RAVE: Residual Vector Embedding for CLIP-Guided Backlit Image Enhancement

In this paper we propose a novel modification of Contrastive Language-Image Pre-Training (CLIP) guidance for the task of unsupervised backlit image enhancement. Our work builds on the state-of-the-art CLIP-LIT approach, which learns a prompt pair by constraining the text-image similarity between a prompt (negative/positive sample) and a corresponding image (backlit image/well-lit image) in the CLIP embedding space. Learned prompts then guide an image enhancement network. Based on the CLIP-LIT framework, we propose two novel methods for CLIP guidance. First, we show that instead of tuning prompts in the space of text embeddings, it is possible to directly tune their embeddings in the latent space without any loss in quality. This accelerates training and potentially enables the use of additional encoders that do not have a text encoder. Second, we propose a novel approach that does not require any prompt tuning. Instead, based on CLIP embeddings of backlit and well-lit images from training data, we compute the residual vector in the embedding space as a simple difference between the mean embeddings of the well-lit and backlit images. This vector then guides the enhancement network during training, pushing a backlit image towards the space of well-lit images. This approach further dramatically reduces training time, stabilizes training and produces high quality enhanced images without artifacts, both in supervised and unsupervised training regimes. Additionally, we show that residual vectors can be interpreted, revealing biases in training data, and thereby enabling potential bias correction.

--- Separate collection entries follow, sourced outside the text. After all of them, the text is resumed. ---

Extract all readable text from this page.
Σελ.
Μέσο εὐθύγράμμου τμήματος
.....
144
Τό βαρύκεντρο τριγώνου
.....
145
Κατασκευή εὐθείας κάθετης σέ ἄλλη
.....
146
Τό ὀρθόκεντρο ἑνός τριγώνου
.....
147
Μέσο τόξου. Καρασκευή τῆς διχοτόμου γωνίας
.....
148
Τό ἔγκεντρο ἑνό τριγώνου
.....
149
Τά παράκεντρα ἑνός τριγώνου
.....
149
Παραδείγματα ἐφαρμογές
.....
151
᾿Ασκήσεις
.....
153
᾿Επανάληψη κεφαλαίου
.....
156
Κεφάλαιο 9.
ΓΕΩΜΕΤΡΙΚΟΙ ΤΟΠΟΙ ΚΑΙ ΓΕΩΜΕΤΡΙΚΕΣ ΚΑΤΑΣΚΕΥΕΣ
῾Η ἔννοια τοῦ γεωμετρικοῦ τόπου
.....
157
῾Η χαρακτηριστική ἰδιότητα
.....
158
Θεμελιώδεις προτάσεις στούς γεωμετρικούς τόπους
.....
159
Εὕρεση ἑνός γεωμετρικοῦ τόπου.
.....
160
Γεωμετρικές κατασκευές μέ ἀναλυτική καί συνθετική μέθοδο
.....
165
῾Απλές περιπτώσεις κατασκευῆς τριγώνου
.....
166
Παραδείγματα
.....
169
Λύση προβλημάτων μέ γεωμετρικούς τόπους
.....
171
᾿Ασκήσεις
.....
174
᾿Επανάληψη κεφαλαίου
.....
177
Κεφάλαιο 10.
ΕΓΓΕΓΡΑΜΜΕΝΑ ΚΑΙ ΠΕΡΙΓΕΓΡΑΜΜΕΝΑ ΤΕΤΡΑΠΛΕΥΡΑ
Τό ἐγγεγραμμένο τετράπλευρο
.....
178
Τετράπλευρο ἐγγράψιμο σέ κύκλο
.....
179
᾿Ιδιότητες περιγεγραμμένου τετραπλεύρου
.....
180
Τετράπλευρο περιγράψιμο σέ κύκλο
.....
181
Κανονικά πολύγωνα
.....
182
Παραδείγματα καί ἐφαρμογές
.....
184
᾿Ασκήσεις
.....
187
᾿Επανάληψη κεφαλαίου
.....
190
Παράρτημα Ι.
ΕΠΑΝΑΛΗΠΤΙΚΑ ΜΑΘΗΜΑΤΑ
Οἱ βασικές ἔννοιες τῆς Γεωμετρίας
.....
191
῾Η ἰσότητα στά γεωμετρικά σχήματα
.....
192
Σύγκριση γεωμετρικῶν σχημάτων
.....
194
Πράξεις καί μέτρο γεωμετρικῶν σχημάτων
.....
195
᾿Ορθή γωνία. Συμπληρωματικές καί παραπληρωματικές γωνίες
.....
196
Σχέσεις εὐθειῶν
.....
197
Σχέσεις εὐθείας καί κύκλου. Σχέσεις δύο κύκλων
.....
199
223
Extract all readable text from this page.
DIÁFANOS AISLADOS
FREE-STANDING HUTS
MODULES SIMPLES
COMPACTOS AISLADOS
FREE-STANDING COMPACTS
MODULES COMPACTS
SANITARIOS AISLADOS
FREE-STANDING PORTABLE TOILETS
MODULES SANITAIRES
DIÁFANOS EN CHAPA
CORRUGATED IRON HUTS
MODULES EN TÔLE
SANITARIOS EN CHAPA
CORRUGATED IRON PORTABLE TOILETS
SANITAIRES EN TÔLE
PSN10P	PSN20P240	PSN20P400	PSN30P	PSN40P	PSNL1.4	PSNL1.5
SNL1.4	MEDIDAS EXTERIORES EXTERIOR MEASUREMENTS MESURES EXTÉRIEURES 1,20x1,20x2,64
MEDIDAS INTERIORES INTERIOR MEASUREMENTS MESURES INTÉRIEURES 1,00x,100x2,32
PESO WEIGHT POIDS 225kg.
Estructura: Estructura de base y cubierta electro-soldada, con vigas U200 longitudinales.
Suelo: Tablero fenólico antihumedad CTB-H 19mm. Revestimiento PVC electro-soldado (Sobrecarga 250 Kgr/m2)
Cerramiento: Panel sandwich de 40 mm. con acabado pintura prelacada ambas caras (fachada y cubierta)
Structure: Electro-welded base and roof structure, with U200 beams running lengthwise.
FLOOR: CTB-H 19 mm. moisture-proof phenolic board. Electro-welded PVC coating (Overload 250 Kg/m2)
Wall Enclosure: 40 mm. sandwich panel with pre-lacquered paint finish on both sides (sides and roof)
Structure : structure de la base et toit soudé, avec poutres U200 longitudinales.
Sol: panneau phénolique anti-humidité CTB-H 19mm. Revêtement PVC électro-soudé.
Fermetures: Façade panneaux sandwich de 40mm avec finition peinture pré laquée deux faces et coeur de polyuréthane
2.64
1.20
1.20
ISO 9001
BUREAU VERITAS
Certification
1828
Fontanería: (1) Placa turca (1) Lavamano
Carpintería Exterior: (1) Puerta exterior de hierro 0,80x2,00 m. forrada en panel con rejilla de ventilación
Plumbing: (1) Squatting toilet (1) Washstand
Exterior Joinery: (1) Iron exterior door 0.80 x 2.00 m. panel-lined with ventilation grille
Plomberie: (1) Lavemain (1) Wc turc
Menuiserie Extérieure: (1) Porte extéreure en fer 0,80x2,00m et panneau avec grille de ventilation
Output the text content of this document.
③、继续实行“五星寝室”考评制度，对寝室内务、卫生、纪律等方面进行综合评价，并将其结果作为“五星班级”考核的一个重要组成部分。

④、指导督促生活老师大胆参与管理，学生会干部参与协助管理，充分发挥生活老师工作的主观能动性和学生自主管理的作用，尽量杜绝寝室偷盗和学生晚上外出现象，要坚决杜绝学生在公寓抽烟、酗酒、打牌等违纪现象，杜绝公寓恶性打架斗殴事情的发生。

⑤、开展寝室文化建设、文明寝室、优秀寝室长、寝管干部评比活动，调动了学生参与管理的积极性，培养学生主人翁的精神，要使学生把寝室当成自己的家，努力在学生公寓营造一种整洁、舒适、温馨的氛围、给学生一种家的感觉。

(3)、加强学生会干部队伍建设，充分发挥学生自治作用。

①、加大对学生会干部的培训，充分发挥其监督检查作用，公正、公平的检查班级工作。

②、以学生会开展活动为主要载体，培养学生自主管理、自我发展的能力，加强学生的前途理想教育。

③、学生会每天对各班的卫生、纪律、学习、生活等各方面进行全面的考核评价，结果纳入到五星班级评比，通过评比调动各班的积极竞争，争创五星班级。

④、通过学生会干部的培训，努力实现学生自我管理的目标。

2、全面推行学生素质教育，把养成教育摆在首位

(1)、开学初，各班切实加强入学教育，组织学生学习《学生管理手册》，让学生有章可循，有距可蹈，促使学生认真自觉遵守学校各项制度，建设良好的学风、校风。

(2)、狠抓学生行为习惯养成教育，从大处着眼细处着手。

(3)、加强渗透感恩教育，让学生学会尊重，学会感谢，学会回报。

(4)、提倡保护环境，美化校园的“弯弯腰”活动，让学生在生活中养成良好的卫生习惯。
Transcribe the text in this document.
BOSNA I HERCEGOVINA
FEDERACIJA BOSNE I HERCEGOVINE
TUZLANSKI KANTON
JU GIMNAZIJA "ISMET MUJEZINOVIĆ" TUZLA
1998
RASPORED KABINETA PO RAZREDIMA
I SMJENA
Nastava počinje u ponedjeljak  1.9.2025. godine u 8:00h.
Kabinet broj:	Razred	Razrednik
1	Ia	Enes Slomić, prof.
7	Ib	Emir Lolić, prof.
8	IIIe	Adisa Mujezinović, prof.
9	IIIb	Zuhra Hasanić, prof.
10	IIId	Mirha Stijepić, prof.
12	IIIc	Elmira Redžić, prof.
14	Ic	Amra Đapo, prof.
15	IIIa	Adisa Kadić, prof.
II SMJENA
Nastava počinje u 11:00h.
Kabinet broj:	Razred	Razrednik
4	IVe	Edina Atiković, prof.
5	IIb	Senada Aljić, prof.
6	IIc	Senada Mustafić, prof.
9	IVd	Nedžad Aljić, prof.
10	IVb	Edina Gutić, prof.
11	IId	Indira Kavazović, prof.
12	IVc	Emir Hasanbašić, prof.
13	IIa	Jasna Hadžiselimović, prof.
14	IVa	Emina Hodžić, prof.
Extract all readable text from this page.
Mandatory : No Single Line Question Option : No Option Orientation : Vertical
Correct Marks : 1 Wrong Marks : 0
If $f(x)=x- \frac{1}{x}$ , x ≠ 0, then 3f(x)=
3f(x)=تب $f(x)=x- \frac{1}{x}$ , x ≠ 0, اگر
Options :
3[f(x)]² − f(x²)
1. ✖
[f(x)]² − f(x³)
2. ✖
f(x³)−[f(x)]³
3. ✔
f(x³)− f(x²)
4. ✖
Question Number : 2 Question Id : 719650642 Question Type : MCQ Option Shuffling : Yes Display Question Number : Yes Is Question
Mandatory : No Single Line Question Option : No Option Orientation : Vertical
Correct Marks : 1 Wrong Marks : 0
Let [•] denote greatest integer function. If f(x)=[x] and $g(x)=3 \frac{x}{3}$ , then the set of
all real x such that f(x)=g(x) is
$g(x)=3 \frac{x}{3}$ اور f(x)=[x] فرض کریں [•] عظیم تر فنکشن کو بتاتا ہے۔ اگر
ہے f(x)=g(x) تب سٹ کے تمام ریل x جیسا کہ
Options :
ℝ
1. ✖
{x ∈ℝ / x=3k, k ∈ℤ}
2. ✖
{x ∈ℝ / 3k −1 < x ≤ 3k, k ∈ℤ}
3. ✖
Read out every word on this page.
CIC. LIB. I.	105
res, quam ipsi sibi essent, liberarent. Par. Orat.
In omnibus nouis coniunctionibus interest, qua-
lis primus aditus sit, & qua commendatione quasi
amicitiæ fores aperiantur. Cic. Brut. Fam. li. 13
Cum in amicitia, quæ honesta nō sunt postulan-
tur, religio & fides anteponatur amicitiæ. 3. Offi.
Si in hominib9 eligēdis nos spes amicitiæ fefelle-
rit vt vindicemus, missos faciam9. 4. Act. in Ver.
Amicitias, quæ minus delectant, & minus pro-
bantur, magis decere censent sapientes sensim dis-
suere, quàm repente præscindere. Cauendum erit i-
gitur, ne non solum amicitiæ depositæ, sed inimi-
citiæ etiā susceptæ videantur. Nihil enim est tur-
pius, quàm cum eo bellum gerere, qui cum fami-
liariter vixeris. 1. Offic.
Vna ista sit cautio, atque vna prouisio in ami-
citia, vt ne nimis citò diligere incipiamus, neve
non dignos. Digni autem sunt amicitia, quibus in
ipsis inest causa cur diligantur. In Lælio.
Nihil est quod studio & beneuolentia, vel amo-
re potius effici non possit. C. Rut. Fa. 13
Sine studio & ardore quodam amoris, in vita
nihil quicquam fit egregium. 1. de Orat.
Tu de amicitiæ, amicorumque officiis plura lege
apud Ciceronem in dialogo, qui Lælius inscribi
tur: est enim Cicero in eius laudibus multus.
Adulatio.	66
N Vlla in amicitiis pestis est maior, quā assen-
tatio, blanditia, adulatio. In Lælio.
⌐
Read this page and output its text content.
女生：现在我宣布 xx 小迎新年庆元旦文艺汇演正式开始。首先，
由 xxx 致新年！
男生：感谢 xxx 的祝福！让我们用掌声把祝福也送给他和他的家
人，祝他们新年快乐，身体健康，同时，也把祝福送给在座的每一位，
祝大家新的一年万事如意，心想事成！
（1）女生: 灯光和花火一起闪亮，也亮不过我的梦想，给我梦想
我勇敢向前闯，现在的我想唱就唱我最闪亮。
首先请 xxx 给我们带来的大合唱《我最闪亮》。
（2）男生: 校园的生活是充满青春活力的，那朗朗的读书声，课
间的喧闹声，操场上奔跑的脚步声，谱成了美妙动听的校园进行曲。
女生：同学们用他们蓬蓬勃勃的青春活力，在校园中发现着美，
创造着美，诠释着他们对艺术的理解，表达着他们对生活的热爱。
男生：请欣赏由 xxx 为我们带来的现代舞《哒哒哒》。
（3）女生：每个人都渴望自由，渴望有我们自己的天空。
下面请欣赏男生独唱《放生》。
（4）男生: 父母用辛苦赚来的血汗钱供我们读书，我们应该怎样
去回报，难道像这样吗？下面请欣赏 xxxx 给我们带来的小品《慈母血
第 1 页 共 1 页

翻译：本文提出了一种基于对比语言-图像预训练（CLIP）引导的无监督逆光图像增强任务的改进方法。我们的工作以当前最先进的CLIP-LIT方法为基础，该方法通过在CLIP嵌入空间中约束提示词（负/正样本）与对应图像（逆光/正常光照图像）之间的文本-图像相似度来学习提示词对，进而引导图像增强网络。基于CLIP-LIT框架，我们提出了两种新颖的CLIP引导方法。首先，我们证明无需在文本嵌入空间中对提示词进行调优，而是可以直接在潜在空间中优化其嵌入向量，且质量无损。这一方法加速了训练过程，并可能支持使用不含文本编码器的其他编码器。其次，我们提出了一种无需任何提示词调优的新方法：基于训练数据中逆光与正常光照图像的CLIP嵌入向量，通过计算两类图像均值嵌入向量的简单差值，直接得到嵌入空间中的残差向量。该向量在训练过程中引导增强网络，将逆光图像推向正常光照图像空间。这一方法进一步大幅缩短了训练时间，稳定了训练过程，并在监督与无监督训练模式下均能生成无伪影的高质量增强图像。此外，我们发现残差向量具有可解释性，能够揭示训练数据中的偏差，从而支持潜在的偏差修正。